On observe que le Front National sait s'adapter au climat politique ambiant : si on regarde son passé, il faut se souvenir de mai 2015, à quelques mois des élections régionales, quand le Front National envisageait de faire campagne sur la "France des oubliés" ou sacrifiés par la réforme territoriale. Mais pendant l'été éclatait la crise migratoire avec un FN qui revient à ses fondamentaux et la dénonciation d'une déferlante migratoire.

Si l'on fait au contraire un peu de prospective, et qu'on imagine une victoire d'Emmanuel Macron après un second tour face à Marine Le Pen. On peut imaginer que les premiers mois seraient animés par un train important de réformes libérales. On peut penser que la ligne de Marion Maréchal Le Pen ne serait plus la plus adaptée et qu'on observerait un retour à la ligne Philippot.

Marine Le Pen a donc tout intérêt de conserver ces deux options pour pouvoir utiliser l'un ou l'autre au gré des circonstances.

Les Français perçoivent-ils la composante "sociale" de la ligne Philippot au sein du  programme et de la communication du FN ?

Jérôme Fourquet : Ce n'est évident que cela soit quelque chose de bien identifié. Cela reste des indicateurs de spécialistes. Ce sont des questions de tonalités, de ce que l'on veut mettre en tête de discours, sur quoi on met le plus l'accent... parce que les fondamentaux sont toujours là.

La tonalité Philippot n'est pas particulièrement perçue par l'opinion, comme le montre un sondage que nous avions publié dans le Figaro et qui concernait uniquement les sympathisants FN, afin de savoir s'ils étaient plus sur la ligne Marion Maréchal-Le Pen ou Florian Philippot.
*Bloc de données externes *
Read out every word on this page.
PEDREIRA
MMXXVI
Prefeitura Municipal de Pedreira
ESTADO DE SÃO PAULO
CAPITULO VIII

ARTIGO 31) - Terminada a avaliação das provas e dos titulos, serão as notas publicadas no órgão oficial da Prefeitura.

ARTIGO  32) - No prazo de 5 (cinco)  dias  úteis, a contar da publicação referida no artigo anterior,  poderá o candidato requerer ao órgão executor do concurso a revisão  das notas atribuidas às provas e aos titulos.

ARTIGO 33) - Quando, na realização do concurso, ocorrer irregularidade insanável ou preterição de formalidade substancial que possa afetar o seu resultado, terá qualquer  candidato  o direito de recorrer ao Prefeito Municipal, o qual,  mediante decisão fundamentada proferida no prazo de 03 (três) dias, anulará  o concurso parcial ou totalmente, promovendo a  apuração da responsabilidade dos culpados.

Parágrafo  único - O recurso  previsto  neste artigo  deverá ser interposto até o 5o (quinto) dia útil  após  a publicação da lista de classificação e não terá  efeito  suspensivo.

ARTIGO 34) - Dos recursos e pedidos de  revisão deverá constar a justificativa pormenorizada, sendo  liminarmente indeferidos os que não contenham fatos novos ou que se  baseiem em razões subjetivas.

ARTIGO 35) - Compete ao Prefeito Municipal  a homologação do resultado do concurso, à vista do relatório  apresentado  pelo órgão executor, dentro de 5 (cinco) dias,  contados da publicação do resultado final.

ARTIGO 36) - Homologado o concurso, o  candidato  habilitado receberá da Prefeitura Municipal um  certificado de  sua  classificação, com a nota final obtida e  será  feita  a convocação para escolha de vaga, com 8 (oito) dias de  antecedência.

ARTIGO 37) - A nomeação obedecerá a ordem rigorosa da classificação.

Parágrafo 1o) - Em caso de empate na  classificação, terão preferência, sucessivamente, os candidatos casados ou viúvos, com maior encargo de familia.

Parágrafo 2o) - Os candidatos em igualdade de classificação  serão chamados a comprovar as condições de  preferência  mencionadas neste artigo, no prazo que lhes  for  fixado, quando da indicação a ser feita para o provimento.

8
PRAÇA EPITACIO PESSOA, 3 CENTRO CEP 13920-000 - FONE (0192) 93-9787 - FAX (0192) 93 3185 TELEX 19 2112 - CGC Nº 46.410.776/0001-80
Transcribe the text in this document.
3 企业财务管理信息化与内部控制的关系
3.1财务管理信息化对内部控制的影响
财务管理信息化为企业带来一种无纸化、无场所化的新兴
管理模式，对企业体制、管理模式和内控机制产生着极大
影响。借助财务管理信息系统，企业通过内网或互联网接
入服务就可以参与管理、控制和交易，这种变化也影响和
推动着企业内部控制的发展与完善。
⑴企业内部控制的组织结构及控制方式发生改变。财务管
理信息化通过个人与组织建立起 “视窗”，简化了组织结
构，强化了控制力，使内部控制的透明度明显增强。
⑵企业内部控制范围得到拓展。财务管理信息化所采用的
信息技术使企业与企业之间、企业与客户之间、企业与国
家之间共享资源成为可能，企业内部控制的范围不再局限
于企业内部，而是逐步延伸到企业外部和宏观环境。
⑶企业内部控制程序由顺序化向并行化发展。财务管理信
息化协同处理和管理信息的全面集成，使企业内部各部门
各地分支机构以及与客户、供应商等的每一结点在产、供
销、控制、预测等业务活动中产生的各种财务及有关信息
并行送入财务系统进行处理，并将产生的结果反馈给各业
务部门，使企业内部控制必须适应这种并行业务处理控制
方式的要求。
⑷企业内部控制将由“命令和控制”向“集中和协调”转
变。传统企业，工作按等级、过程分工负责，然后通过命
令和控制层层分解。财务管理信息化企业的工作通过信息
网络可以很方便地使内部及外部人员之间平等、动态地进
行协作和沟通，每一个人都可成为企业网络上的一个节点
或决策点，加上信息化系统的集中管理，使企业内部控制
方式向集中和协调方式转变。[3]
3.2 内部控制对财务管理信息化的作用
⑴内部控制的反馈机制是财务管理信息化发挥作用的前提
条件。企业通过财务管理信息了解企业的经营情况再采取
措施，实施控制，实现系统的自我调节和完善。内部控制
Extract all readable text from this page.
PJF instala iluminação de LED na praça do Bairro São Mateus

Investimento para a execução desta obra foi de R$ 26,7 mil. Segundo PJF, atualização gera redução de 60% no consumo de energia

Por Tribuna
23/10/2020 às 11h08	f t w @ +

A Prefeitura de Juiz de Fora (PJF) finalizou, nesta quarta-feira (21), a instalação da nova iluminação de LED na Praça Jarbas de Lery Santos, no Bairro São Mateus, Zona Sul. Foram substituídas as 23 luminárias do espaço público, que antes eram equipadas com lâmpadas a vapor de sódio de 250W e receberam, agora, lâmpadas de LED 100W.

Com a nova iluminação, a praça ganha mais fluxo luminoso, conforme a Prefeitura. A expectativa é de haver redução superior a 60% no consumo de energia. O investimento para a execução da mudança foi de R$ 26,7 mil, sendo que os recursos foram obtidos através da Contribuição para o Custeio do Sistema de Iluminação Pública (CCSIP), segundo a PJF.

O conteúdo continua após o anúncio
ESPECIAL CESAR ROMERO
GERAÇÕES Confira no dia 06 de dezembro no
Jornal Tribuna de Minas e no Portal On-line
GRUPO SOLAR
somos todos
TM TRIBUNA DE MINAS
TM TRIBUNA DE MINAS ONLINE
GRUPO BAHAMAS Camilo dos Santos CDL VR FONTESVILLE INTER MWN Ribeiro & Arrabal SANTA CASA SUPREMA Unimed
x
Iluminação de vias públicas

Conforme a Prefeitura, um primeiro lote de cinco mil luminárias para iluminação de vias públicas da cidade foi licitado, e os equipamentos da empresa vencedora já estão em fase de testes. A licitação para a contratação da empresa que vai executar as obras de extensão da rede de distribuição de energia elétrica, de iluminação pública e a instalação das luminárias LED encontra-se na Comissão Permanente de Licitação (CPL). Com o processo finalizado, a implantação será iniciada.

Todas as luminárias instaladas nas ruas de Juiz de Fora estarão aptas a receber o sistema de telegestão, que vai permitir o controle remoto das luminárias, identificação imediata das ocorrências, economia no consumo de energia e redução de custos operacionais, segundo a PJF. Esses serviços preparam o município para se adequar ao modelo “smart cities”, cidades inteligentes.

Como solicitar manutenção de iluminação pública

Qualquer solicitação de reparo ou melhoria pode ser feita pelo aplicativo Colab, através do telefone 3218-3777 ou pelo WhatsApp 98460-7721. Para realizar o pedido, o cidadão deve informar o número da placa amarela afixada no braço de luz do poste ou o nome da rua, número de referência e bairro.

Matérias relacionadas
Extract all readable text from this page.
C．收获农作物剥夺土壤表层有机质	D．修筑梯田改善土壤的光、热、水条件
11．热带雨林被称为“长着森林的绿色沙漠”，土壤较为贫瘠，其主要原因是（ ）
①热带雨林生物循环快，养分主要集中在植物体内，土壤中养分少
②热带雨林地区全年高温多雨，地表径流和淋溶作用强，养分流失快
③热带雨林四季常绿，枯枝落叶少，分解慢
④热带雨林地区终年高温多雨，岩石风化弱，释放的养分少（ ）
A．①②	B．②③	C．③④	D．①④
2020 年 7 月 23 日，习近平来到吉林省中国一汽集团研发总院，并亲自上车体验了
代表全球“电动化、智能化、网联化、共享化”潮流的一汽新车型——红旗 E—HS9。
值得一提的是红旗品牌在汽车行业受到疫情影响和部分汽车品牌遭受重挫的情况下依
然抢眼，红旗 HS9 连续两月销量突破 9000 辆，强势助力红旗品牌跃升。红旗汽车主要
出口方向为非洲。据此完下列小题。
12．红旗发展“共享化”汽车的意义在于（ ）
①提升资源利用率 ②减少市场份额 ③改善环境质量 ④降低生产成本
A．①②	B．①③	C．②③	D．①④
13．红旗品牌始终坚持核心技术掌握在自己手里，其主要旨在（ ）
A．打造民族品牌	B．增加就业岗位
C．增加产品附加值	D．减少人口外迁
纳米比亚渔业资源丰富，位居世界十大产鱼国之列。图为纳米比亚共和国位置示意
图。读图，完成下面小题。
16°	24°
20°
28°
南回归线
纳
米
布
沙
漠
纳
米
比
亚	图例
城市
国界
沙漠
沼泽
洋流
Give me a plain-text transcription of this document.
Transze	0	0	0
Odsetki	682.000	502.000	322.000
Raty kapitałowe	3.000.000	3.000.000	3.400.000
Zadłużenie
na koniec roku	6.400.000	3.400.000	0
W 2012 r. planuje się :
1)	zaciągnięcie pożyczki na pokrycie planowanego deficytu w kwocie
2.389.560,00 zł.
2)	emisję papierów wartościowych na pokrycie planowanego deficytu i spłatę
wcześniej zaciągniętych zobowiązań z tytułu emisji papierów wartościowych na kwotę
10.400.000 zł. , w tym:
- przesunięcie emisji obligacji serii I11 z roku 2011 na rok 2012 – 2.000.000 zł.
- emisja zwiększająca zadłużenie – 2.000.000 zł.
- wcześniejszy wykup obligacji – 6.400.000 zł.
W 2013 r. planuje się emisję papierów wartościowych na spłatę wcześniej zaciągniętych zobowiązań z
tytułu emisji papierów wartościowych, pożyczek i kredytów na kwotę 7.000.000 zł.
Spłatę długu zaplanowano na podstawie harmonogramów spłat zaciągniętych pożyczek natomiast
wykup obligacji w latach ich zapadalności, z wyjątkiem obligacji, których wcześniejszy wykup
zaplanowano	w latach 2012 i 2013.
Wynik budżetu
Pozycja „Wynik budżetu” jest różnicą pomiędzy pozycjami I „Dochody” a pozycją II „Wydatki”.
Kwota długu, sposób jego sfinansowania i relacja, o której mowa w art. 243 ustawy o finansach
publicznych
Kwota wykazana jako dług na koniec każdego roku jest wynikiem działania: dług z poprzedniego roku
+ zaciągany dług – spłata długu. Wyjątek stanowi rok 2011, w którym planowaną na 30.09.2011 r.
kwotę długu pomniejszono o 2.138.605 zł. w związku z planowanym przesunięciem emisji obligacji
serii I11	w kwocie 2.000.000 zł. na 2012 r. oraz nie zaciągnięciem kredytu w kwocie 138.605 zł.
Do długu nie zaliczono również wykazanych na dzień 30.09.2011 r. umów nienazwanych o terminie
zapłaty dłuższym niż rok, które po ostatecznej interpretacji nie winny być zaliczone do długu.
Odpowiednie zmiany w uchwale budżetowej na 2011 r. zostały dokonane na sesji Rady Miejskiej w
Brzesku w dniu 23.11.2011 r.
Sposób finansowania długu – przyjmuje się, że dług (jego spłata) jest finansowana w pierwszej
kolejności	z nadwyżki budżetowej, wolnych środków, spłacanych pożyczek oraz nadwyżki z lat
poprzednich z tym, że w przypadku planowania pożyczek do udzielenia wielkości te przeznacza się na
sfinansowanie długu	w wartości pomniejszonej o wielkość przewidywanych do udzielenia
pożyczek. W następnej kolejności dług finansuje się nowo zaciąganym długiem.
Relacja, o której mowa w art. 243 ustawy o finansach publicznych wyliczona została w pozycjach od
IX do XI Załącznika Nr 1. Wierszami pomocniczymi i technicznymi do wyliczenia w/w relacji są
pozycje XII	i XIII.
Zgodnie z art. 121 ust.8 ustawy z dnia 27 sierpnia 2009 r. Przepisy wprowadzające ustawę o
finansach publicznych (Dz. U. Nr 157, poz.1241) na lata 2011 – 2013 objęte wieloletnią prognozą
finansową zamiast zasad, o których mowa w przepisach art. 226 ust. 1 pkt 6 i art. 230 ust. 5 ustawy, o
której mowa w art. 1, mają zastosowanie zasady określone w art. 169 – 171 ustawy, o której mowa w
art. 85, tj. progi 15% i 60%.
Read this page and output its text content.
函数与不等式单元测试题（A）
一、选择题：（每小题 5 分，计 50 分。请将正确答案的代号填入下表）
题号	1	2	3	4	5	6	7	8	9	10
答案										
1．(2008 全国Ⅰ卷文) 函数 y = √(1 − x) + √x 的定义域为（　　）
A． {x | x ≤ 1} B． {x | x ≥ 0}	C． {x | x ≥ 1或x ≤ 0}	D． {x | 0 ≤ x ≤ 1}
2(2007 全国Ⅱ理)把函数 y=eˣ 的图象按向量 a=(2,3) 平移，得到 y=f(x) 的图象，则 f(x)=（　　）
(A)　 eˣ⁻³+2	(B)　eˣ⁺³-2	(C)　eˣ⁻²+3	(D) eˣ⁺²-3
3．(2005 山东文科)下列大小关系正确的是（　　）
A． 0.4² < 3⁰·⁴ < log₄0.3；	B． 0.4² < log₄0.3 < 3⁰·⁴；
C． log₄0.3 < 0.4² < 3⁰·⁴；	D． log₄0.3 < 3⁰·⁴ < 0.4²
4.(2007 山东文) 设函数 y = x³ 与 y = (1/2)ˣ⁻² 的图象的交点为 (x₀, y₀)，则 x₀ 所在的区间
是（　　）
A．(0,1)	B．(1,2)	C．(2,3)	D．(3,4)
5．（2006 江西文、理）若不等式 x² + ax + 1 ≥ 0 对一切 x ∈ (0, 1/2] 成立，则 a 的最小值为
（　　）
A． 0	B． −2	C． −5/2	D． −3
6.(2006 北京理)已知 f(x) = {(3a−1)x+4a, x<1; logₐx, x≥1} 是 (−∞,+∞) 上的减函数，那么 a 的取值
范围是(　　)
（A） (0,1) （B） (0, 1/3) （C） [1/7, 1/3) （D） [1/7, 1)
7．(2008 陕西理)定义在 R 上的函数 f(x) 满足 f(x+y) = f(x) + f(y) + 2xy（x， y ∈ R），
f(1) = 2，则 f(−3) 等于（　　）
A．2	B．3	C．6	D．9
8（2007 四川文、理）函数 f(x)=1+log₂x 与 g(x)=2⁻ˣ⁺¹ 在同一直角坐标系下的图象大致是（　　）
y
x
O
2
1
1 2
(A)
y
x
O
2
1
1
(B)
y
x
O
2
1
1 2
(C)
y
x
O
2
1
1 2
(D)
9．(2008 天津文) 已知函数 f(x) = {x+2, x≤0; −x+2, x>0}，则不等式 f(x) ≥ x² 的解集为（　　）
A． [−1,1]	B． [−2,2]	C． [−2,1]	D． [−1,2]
Nous avions constaté qu'il y avait une proportion non négligeable d'électeurs frontistes qui sentait autant sur une ligne que sur l'autre. La différence n'était donc pas totalement identifiée, y compris dans le cœur de cible.

Le parrainage des "petits candidats" (Guaino et Poutou) demandé par Marine Le Pen et Louis Aliot à leurs élus répond à quelle stratégie de la part du Front National ?

Jérôme Fourquet : Pour Guaino, il s'agit peut-être de mettre dans l'embarras quelqu'un qui peut donner du fil à retordre au Front National. Pour Poutou, je ne sais pas. Ce qu'on peut se dire, c'est que Front National, maintenant qu'il est assuré d'avoir les parrainages pour Marine Le Pen peut se montrer magnanime. Ayant été ostracisé par le système pendant des années – on se souvient de la difficulté qu'éprouvait Jean-Marie Le Pen à obtenir ses parrainages – le FN peut montrer qu'il ne joue pas le même jeu que ces adversaires et qu'ils sont démocrates jusqu'au bout à tel point qu'ils donnent leurs propres parrainages à leurs adversaires politiques (des petits en l'occurrence). C'est se donner un brevet de respectabilité démocratique à moindre frais.